Mi sento soffocare, ho bisogno di aria per favore. Aiutatemi.
- 7.45.- Non può essere. Stanno parlando di me?
Mi sentite? Dannazione, sto gridando! Sono viva!
-Avvisa i genitori di questa ragazza – l’identica voce che ha chiesto l’ora
della mia apparente morte,
sento il freddo contatto con il lenzuolo
sul mio viso.
Che cosa diamine sta succedendo?
Se sento le conversazioni tra queste persone, non dovrei essere morta giusto?
Calma.
Calma.
Calma.
Ora si accorgeranno di aver sbagliato, si accorgeranno del mio ventre che va
giù e su, cercando disperatamente aria. Sono medici d’altronde!

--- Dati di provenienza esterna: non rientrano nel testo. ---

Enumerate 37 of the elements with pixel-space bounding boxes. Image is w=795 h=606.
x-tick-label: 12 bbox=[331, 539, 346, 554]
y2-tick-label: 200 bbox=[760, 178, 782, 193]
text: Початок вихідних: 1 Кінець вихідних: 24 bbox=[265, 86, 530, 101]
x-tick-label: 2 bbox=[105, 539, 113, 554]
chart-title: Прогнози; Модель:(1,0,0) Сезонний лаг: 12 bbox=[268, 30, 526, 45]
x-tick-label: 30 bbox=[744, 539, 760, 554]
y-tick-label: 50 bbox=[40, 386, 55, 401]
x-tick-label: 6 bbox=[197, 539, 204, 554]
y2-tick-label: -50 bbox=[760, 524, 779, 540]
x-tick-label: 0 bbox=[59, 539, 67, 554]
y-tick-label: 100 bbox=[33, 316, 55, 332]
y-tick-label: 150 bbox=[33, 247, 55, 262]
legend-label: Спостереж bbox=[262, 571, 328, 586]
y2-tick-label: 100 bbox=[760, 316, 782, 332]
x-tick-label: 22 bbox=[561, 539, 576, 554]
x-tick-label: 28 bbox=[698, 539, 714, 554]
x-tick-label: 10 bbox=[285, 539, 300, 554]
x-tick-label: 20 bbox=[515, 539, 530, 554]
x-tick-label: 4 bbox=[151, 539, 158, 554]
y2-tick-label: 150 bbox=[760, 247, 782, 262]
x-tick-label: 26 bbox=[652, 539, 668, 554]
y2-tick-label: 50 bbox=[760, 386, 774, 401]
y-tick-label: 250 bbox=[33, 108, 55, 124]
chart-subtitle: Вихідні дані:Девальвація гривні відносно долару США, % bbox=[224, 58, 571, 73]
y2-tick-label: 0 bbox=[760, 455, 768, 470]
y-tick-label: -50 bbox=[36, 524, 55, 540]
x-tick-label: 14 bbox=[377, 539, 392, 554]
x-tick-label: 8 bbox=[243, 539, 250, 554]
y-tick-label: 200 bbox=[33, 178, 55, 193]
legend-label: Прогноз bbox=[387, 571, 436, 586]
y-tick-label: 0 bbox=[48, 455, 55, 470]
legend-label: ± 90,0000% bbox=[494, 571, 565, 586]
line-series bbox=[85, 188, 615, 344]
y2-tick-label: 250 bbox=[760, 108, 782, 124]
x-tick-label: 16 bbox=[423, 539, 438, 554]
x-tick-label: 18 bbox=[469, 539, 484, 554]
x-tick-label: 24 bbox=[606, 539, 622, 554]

Dio, riderei
istericamente se mi fosse permesso,
ma sento i miei muscoli pesanti ; sento
tutto il mio corpo pesante in realtà
-è probabile che alla sua morte si fossero rassegnati già da tempo. D’altronde è in coma da 5 anni, vedrai sarà
più facile del previsto.- Ero sicura che si rivolgesse alla donna, difatti
rispose lei.
-Non è mai facile annunciare una morte.- Poi i suoi passi, e la porta che si
apriva e si richiudeva dietro al rumore pesante dei suoi zoccoli, probabilmente
bianchi.
Coma? Ero in coma?
Arrivò un ultimo ordine dal superiore, doveva assolutamente esserlo, perché il
tono di voce era molto autoritario.
-Ricorda, di chiedergli se sono disponibili ha fargli donare gli organi.-
Quella volta non ci fu risposta, sento solo che mi stavo muovendo, o meglio,
sentivo che mi muovevano, dovevo essere su un letto d’ospedale.
Era difficile immaginare tutto ad occhi chiusi, ma d’altronde non riesco ad
aprirli, le palpebre sono troppo pesanti e la parola, era come se mi fosse stata
negata, da una specie di sortilegio.
Che stupida. Riuscivo a fantasticare anche in quel momento.
Ma certo…era un sogno…un terribile sogno!
Con tutti i film horror che guardavo alla sera, non c’era da stupirsi se poi
facevo simili incubi!
Sento il gelo di una stanza. Provo ad alzare un braccio, anche un solo dito,
per far vedere che sono viva, che sento, che respiro ancora. Stupidi, stupidissimi medici!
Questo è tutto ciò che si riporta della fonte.